Arizona Senator John McCain has made it official. He will seek the Republican Party's presidential nomination next year. VOA National Correspondent Jim Malone has more on McCain's bid for the White House from Washington.
It was no surprise that John McCain announced he is running for president, but the forum was unexpected. McCain did it on the Late Show program with David Letterman on CBS television.
"I am announcing that I will be a candidate for President of the United States," he said.
McCain says he will make a formal announcement speech in April.
The Arizona senator has been considered the leading candidate for the Republican presidential nomination ever since President Bush won re-election in 2004. Mr. Bush cannot run for a third term, so the 2008 race has prompted large fields of candidates in both major political parties.
Despite his frontrunner status, McCain has trailed in some recent public opinion polls. The latest survey by The Washington Post and ABC News showed former New York City Mayor Rudy Giuliani leading for the Republican nomination with the support of 44 percent of those polled, compared to 21 percent for McCain. The same survey one month earlier also had Giuliani ahead, but by the smaller margin of 34 percent to 27 percent.
University of Virginia political analyst Larry Sabato has been paying close attention to the polls.
"McCain needs some momentum," he said. "He started out this campaign with a much better chance than he appears to have now. For the nomination, he is now trailing Rudy Giuliani. For the general election, he is saddled with President Bush's Iraq policy that he has embraced."
McCain has emerged as perhaps the foremost Republican supporter of President Bush's troop surge in Iraq.
He recently defended the new military strategy on the Don Imus program on MSNBC.
"And those who want to leave, just withdraw, I think they have an obligation to tell people what they think is going to happen," he said. "I know what is going to happen. It is going to be chaos and genocide and it will spread throughout the region and we will be involved again in one way or another."
Some analysts believe McCain is taking a political gamble with his high-profile support of the president's Iraq policy, given the opposition evident in public opinion polls.
Stuart Rothenberg publishes an independent political newsletter in Washington.
"You listen to Senator McCain and he will emphasize that he disagreed with the policy early on in term of the U.S. not having an enough troops," he explained. "He thought [former Defense Secretary] Donald Rumsfeld was inept and incompetent, the wrong person, and he will continue to be critical of how the war was handled. But overall, his support for the president is pretty strong on the war and increasingly he is identified with it."
In addition to his stand on Iraq, McCain also has a challenge in winning votes among conservative Christian voters, an important constituency within the Republican Party.

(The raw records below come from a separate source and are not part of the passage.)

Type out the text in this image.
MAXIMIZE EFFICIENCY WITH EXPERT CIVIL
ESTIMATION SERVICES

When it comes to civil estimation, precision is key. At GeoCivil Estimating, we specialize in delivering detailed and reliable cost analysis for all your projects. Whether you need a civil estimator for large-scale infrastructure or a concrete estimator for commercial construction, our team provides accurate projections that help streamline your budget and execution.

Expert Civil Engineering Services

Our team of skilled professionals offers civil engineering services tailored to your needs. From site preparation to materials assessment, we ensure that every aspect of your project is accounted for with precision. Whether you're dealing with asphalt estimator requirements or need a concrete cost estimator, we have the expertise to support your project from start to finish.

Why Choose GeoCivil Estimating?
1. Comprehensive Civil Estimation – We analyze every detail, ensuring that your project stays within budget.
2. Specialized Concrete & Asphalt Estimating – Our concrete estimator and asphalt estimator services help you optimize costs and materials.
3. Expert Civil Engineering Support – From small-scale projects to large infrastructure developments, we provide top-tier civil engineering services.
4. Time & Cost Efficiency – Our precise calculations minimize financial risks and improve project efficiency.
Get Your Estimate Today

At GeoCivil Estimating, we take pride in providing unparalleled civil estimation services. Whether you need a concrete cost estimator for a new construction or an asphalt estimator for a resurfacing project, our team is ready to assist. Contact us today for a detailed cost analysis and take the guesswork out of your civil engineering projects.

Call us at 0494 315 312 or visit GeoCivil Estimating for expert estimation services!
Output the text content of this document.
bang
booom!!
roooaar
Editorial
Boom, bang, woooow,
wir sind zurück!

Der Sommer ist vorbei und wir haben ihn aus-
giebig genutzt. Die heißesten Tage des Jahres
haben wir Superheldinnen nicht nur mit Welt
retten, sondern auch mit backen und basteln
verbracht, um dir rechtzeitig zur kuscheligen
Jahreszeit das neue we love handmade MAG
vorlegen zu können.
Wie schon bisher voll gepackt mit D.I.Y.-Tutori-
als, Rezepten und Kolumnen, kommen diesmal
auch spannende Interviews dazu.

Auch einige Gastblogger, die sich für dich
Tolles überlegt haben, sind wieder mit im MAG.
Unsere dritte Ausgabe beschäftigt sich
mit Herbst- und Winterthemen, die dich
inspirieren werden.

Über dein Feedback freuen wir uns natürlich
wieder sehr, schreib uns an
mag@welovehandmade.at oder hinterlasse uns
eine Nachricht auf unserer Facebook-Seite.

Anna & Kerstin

McCain was critical of some religious conservative leaders during his 2000 campaign for the Republican presidential nomination, when he lost out to Texas Governor George Bush.
But in recent months, McCain has tried to mend fences with religious conservatives and is emphasizing his generally conservative voting record on social issues like abortion.
But analyst Charles Cook says some conservatives remain wary of McCain. Cook is editor of the Cook Political Report and he recently appeared on the C-SPAN public affairs TV network.
"A lot of these folks were never terribly comfortable with McCain, even though he really voted with them the vast majority of the time," he said. "But they always really doubted, 'Is he one of us?'"
In addition to McCain and Giuliani, former Massachusetts Governor Mitt Romney is in the running for the Republican nomination. Others who have either formally announced or who are considering a bid include Kansas Senator Sam Brownback, former Arkansas Governor Mike Huckabee, California Congressman Duncan Hunter, Colorado Congressman Tom Tancredo, former Wisconsin Governor Tommy Thompson and former Virginia Governor Jim Gilmore.